In 2004, an intoxicated employee for the Defendant cruise line knocked on multiple passenger doors, apparently attempting to find a place to sleep. The Plaintiff, Jane Doe, was one of the accosted passengers, and she filed a lawsuit asserting negligence, assualt, battery, intentional infliction of emotional distress, and negligent infliction of emotional distress. One month before trial, Plaintiff requested leave to amend her complaint to include punitive damages. Without making a determination as to whether a reasonable evidentiary basis existed for the punitive damages claim, the trial court allowed the amendment. The Defendant appealed the decision and the District Court of Appeal of Florida, Third District, reversed.

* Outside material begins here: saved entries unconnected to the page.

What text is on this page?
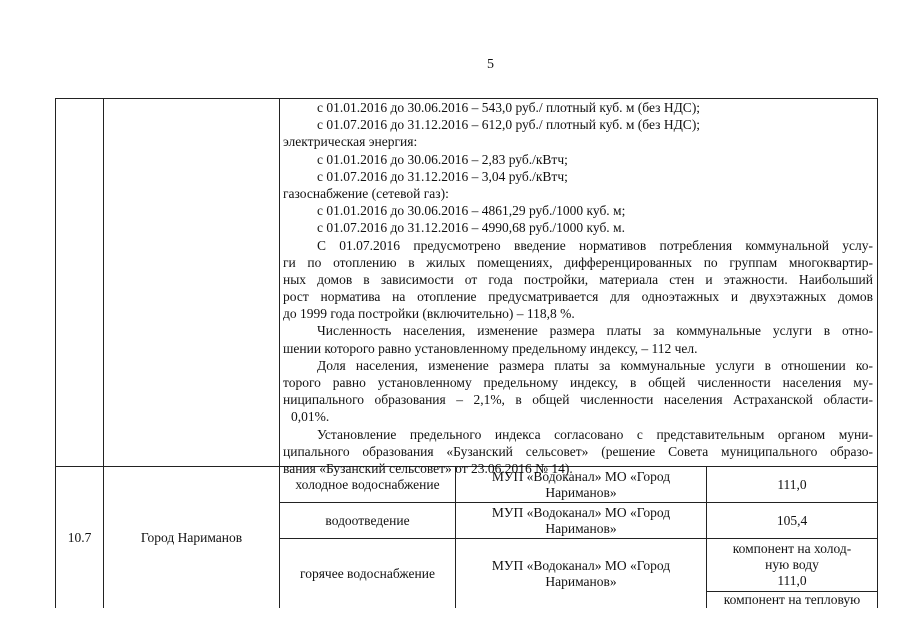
5
с 01.01.2016 до 30.06.2016 – 543,0 руб./ плотный куб. м (без НДС);
с 01.07.2016 до 31.12.2016 – 612,0 руб./ плотный куб. м (без НДС);
электрическая энергия:
с 01.01.2016 до 30.06.2016 – 2,83 руб./кВтч;
с 01.07.2016 до 31.12.2016 – 3,04 руб./кВтч;
газоснабжение (сетевой газ):
с 01.01.2016 до 30.06.2016 – 4861,29 руб./1000 куб. м;
с 01.07.2016 до 31.12.2016 – 4990,68 руб./1000 куб. м.
С 01.07.2016 предусмотрено введение нормативов потребления коммунальной услу-
ги по отоплению в жилых помещениях, дифференцированных по группам многоквартир-
ных домов в зависимости от года постройки, материала стен и этажности. Наибольший
рост норматива на отопление предусматривается для одноэтажных и двухэтажных домов
до 1999 года постройки (включительно) – 118,8 %.
Численность населения, изменение размера платы за коммунальные услуги в отно-
шении которого равно установленному предельному индексу, – 112 чел.
Доля населения, изменение размера платы за коммунальные услуги в отношении ко-
торого равно установленному предельному индексу, в общей численности населения му-
ниципального образования – 2,1%, в общей численности населения Астраханской области-
0,01%.
Установление предельного индекса согласовано с представительным органом муни-
ципального образования «Бузанский сельсовет» (решение Совета муниципального образо-
вания «Бузанский сельсовет» от 23.06.2016 № 14).
10.7	Город Нариманов
холодное водоснабжение
МУП «Водоканал» МО «Город
Нариманов»
111,0
водоотведение
МУП «Водоканал» МО «Город
Нариманов»
105,4
горячее водоснабжение
МУП «Водоканал» МО «Город
Нариманов»
компонент на холод-
ную воду
111,0
компонент на тепловую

In Florida, a state statute provides that “[i]n any civil action, no claim for punitive damages shall be permitted unless there is a reasonable showing by evidence in the record or proffered by the claimant which would provide a reasonable basis of such damages.” Fla. Stat. § 768.72 (2010). Florida’s Supreme Court concluded that this statute creates “a substantive legal right not to be subjected to punitive damages” without first having a determination as to a plaintiff’s evidentiary basis for the damages. Globe Newspaper Co. v. King, 658 So.2d 518, 519 (Fla. 1995). Allowing punitive damages without this prerequisite showing would render Section 768.72 meaningless. Id. at 519-20.
The Third District determined that, “[b]ecause the trial court failed to make a determination that there exists a reasonable evidentiary basis for the recovery of punitive damages as required…it departed from the essential requirements of the law and violated [Defendant’s] substantive legal right not to be subjected to a punitive damages claim…” Of particular note in the court’s opinion are the statements made about punitive damages in general maritime law. For instance, the court noted that there was an unresolved split of authority as to “whether punitive damages are available at all in maritime passenger actions,” that the Third District previously expressed grave misgivings about passenger punitive damages claims, and that the United States Court of Appeals for the Eleventh Circuit previously precluded punitive damages for “personal injury actions brought under general maritime law except in cases involving intentional wrongdoing.” The tenor of the court’s statements suggests that these maritime-based punitive damages claims are not favored by the Third District.
Royal Caribbean Cruises, Ltd. v. Doe, —So.3d —-, 2010 WL 3766814 (Fla. Dist. Ct. App. 2010).